I imagine it as going into debt or like, promising to buy the stock at a later date? I think the short is time limited, but would have to rewatch The Big Short as a reference :sweat_smile:

I do not see how the ability to do this benefits the market or the company, or anyone besides the short seller? That doesn’t make sense in the way that “vanilla” investment and non-stock market debt both do.


Your whole second paragraph, yes.

WRT trade shutdown, my understanding fails a little… is it like… the company that keeps “your stocks” is prohibiting trade, or the marketplace managing all the stocks making the prohibition (selling or buying…)


I’ve been reading online explainers on this.

But I’m still confused. How can you short more than 100% of a stock? What does the stock market and valuation even mean??? What is valuation? (Okay these are philosophical questions now)


I mean, to be fair…people and corporations sell things they don’t own all the time. Mortgaged houses… products sold on lines of credit.


I was 80% sure I was gonna make this the livestream topic this week. Now I’m 100% sure.
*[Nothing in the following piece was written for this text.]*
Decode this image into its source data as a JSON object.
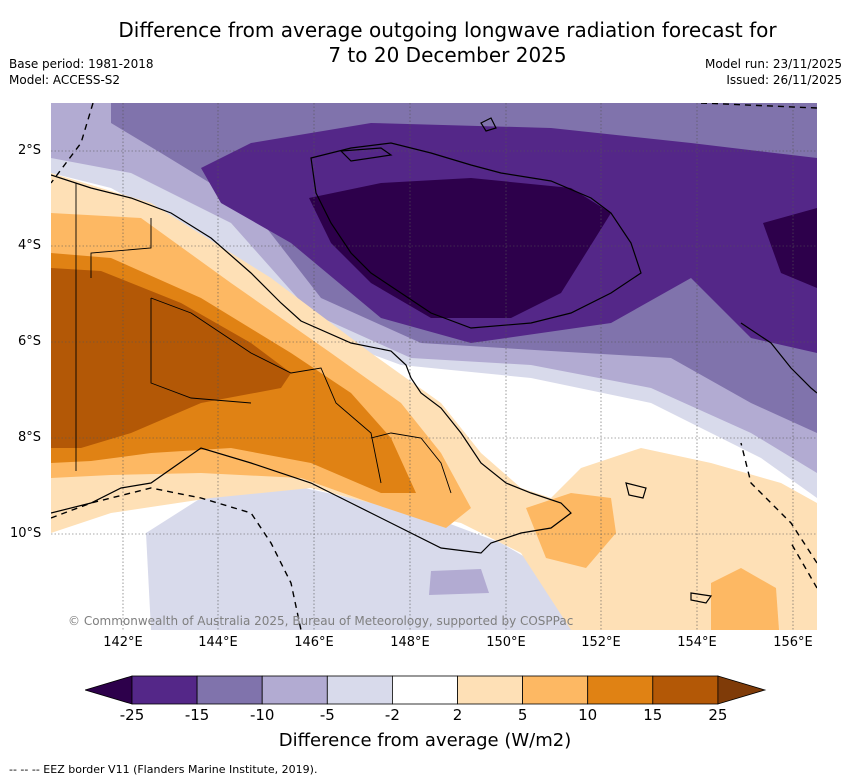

I can kind of understand how short selling up to the existant number or 59% of existing number of stocks us legal. But over 100% is ridiculous. And basically the rich gamblers we’re foiled by the nouveau gamblers. I wish I’d been a part of this beautiful moment of history


Class action lawsuit filed against Robinhood by a bunch of redditors


Oh I hadn’t registered the >100% aspect. That’s…bizzaropants. WTF!?


Mortgage backed securities often involved the same mortgage packaged into multiple securities, so being able to short more than 100% doesn’t surprise me. Whether it should be legal or not, I simply don’t know enough economics to have an opinion


Good hahahhaah


Cory Doctorow had an interesting thread (tautology?) about Robinhood’s role in this all.


Oooh I appreciated that.

12/ answered my question about the benefits of shorts: calling out BS, fraud, etc. Apparently shorts can actually fund research into shady tech and practices?


Shorts are time limited. Which is why shorting GME right now would be stupid. Yes, we know it will go down…but will it be soon enough?

They can also be called by the brokerage if the stock rises too much, sooner than that limit. Hence hedge funds losing billions in this squeeze.

As for the more than 100% thing. I don’t get it. But it does seem exceedingly rare. And probably won’t happen much more, even if just self regulated, because that was what allowed all this to happen.